Sometimes I can’t wait to see us when we’re old and snarky and making too much noise at our favorite restaurant and comparing prices on cardigans and bras and prescriptions for our inevitable arthritis, and still swooning over all the ones who make us swoon, and railing against all the bullshit in the world and fixing it over a few bourbon drinks and forgetting the plan come daylight. I’m hoping that we’ll eventually live someplace warm, maybe a big shared house in the desert with lots of dogs and a handful of cats (I am miraculously cured of my insane cat allergy in this scenario). We’re all half-deaf and none of us should be driving anymore (but you know I will anyway), but otherwise we’ll mostly be the same – maybe just greyer and slower and the slightest bit crankier, but we’re still badass and funny and smart, and between the three of us, we know it all.

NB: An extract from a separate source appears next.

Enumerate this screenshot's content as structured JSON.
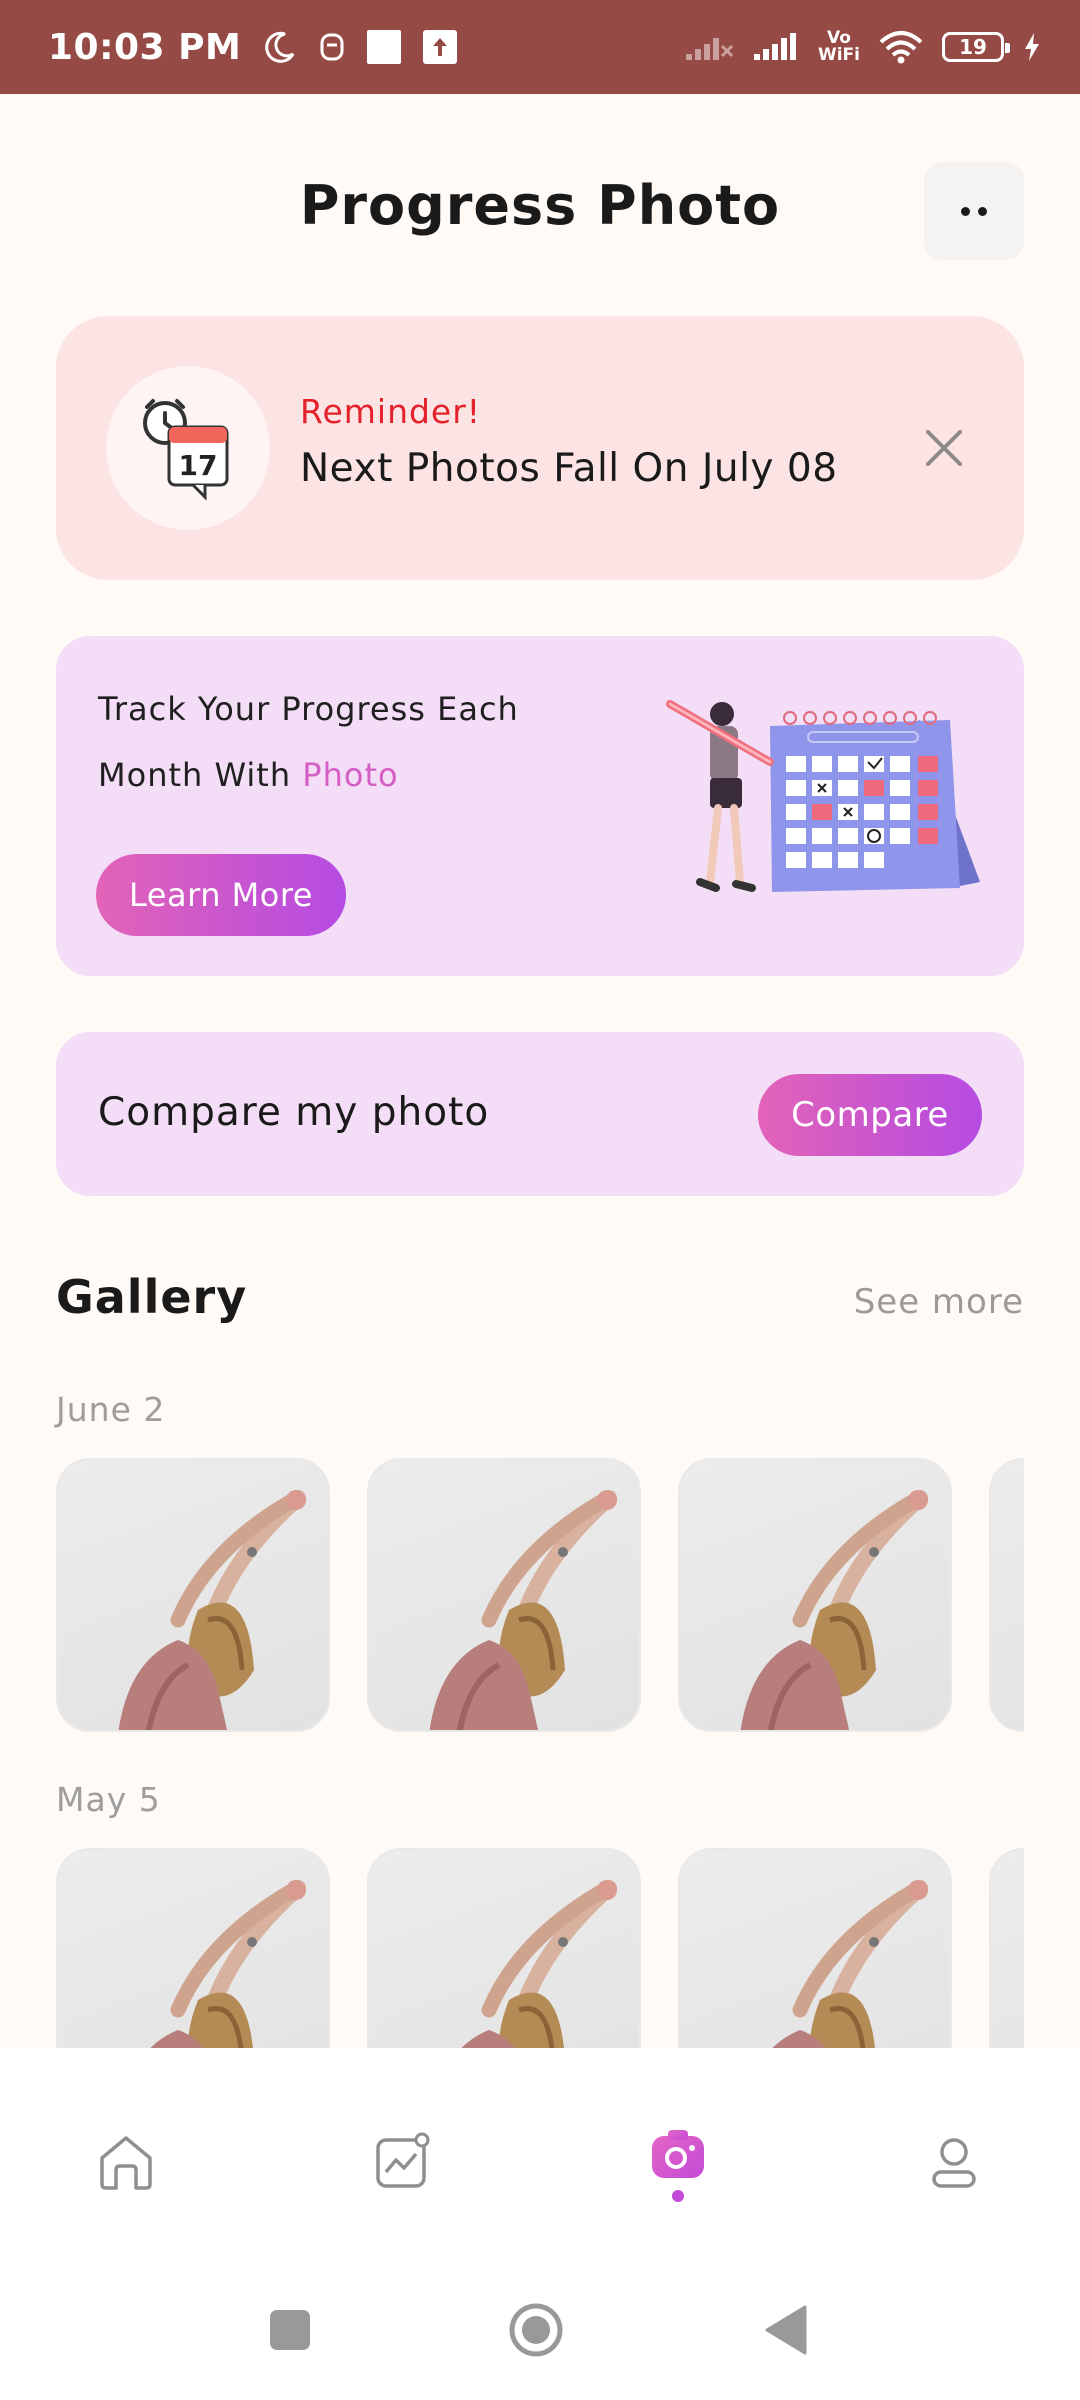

Other times, I just love how we are here and now. We are badass and funny and smart, and between the three of us, we know it all.
So on this 10-year Friendversary, I just want to tell you that I love you notches to the moon and back and then to Mars and probably beyond but I don’t know how far that is so I can only speculate. I’m so glad my husband picked you up in that bar.
And now back to our regularly scheduled snark.